Background and Aims: Endothelin-1 (ET-1) is a potent endogenous vasoconstrictor mainly produced by vascular endothelial cells, and dysregulated ET-1 accumulation is associated with adverse vascular disease development including atherosclerosis. While the Endothelin Receptor A (ETA) mainly facilitates vasoconstriction, the Endothelin Receptor B (ETB) promotes ET-1 clearance and maintains vascular homeostasis. Since some macrophages express ETB, we now aimed to elucidate the involvement of resident vascular macrophages in ET-1 clearance and ETB promoted atherosclerosis
Methods and Results: By exploiting transcriptomic dataset and performing immunofluorescence analysis in human and murine arteries, we detected that adventitial LYVE-1+ macrophages differentially express ETB (EdnrB) gene among macrophage subsets both during homeostasis and atherosclerosis. As assessed by ELISA, we found that sorted LYVE-1+, but not LYVE-1- macrophages mediate ET-1 clearance in vitro. In mice lacking ETB on LYVE-1+ macrophages (Lyve-1cre/wtEdnrBflox/flox) we identified elevated plasma ET-1 level at homeostasis compared to floxed control. Atherosclerotic Lyve-1cre/wtEdnrBflox/flox mice developed through AAV8-induced mPCSK9 overexpression displayed greater aortic ET-1 accumulation as well as exacerbated aortic plaque density and necrotic core within the aortic sinus compared to EdnrBflox/flox control despite comparable plasma cholesterol level (Fig. 1).

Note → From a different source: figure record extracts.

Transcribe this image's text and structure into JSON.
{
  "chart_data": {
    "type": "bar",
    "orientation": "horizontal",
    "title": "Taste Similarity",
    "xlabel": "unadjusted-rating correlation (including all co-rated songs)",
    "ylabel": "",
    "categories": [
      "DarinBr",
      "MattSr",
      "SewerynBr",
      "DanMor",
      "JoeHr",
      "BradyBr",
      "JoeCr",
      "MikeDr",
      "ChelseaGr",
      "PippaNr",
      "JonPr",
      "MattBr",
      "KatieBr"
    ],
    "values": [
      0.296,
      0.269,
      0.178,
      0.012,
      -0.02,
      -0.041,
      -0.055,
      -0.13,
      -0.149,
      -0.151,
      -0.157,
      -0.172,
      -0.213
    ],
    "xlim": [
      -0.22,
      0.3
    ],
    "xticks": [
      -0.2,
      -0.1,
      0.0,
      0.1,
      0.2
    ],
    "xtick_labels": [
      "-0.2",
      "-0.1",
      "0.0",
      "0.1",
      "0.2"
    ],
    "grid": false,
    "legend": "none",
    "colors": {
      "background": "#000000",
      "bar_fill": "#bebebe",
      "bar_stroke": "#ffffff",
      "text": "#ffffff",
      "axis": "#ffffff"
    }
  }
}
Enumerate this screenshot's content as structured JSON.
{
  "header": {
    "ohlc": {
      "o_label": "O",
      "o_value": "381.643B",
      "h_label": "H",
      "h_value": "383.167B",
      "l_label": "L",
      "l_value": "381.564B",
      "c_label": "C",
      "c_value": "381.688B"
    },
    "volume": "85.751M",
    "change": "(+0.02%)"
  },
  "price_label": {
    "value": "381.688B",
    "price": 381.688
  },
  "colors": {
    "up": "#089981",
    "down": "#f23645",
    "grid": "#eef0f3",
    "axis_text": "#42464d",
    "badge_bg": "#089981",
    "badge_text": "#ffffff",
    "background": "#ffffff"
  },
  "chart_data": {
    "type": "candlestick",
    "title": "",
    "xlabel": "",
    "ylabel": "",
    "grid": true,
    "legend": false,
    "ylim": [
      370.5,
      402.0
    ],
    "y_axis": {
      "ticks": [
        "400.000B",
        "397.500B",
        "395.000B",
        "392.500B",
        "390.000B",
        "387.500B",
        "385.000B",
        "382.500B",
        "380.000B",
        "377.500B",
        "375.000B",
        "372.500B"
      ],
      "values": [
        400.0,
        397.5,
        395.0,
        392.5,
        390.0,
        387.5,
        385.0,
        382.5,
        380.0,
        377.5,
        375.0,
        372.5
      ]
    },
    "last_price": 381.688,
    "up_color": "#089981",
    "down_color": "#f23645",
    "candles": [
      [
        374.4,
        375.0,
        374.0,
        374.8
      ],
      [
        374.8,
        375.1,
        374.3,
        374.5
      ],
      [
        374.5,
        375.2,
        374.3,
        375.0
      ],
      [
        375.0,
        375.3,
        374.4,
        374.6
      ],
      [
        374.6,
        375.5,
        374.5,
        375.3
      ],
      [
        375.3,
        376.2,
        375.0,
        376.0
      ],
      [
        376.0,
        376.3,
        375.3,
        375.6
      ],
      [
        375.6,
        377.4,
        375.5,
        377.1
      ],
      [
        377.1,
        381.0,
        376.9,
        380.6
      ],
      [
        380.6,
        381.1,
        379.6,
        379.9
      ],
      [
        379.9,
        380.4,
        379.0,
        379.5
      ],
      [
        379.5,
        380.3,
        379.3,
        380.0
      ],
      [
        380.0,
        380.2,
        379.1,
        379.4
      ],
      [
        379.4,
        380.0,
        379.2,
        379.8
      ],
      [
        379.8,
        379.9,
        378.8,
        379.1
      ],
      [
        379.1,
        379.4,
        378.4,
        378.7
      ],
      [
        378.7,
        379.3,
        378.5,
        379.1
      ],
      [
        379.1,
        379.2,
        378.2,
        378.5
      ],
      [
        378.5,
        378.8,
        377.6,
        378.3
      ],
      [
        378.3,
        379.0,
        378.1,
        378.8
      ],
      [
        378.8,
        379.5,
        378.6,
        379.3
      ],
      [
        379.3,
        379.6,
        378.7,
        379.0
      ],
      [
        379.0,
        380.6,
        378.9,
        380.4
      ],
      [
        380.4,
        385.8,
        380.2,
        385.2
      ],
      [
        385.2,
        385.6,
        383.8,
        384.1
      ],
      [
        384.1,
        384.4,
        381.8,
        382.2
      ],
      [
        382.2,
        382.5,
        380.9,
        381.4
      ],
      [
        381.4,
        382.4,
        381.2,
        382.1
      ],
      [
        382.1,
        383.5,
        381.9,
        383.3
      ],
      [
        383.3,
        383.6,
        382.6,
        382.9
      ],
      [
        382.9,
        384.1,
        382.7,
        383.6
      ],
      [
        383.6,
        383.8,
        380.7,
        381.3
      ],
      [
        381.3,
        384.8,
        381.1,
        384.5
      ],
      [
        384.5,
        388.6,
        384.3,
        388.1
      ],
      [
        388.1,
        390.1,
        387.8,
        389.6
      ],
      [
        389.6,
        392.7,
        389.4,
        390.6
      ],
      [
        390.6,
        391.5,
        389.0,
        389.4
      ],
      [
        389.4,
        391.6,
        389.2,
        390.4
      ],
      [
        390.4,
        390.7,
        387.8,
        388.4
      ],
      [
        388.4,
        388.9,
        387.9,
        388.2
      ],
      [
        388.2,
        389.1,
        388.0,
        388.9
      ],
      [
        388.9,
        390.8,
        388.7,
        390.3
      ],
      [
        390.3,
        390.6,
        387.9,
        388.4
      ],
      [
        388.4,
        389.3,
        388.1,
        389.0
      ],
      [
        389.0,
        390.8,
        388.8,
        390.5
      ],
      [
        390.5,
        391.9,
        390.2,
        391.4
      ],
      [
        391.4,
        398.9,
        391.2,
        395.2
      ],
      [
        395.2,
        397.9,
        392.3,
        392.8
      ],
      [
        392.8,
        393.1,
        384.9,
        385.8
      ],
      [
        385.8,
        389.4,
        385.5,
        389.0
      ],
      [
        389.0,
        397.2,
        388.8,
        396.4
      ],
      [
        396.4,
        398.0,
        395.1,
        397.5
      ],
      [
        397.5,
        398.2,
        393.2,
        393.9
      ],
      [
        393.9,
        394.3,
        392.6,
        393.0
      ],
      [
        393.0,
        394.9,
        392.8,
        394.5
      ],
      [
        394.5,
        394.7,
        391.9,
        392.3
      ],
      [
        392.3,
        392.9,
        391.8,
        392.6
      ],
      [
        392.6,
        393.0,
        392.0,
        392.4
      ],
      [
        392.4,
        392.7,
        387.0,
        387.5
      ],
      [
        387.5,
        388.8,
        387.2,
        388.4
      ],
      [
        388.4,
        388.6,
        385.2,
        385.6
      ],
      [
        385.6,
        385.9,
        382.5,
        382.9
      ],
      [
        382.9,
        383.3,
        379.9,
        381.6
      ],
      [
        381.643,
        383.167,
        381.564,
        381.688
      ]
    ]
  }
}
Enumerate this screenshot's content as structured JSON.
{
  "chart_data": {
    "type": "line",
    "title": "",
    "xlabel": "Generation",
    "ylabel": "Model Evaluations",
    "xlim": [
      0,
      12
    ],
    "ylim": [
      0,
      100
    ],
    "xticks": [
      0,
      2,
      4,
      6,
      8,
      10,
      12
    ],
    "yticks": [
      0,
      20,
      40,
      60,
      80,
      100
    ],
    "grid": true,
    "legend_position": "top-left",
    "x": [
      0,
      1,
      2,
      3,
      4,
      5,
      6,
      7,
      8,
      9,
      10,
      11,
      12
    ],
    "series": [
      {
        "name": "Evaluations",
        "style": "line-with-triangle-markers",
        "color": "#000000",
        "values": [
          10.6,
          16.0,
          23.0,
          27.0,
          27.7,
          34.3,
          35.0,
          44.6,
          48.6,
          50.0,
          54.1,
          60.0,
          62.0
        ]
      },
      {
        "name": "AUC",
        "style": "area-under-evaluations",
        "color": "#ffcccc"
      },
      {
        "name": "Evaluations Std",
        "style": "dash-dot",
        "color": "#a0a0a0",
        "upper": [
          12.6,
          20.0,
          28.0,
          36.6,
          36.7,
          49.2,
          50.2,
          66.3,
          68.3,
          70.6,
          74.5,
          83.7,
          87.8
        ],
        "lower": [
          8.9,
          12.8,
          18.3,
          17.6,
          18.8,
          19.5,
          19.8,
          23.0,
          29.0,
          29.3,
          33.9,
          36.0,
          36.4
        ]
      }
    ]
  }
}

Conclusions: Resident adventitial LYVE-1+ macrophages express ETB and promote ET-1 clearance. Deleting ETB in LYVE-1+ macrophages aggravates atherosclerotic lesion development in hypercholesterolemic mice.
Fig. 1: Augmented atherosclerotic lesion density in the aorta of Lyve-1cre/wtEdnrBflox/flox mice compared to flox control 12 weeks after PCSK9 injection and high fat diet. Left, representative photomicrographs of aortic sinus atherosclerotic plaques stained with Oil Red O. Right, quantification of the aortic lesion density (% of aortic area), p=0,0183.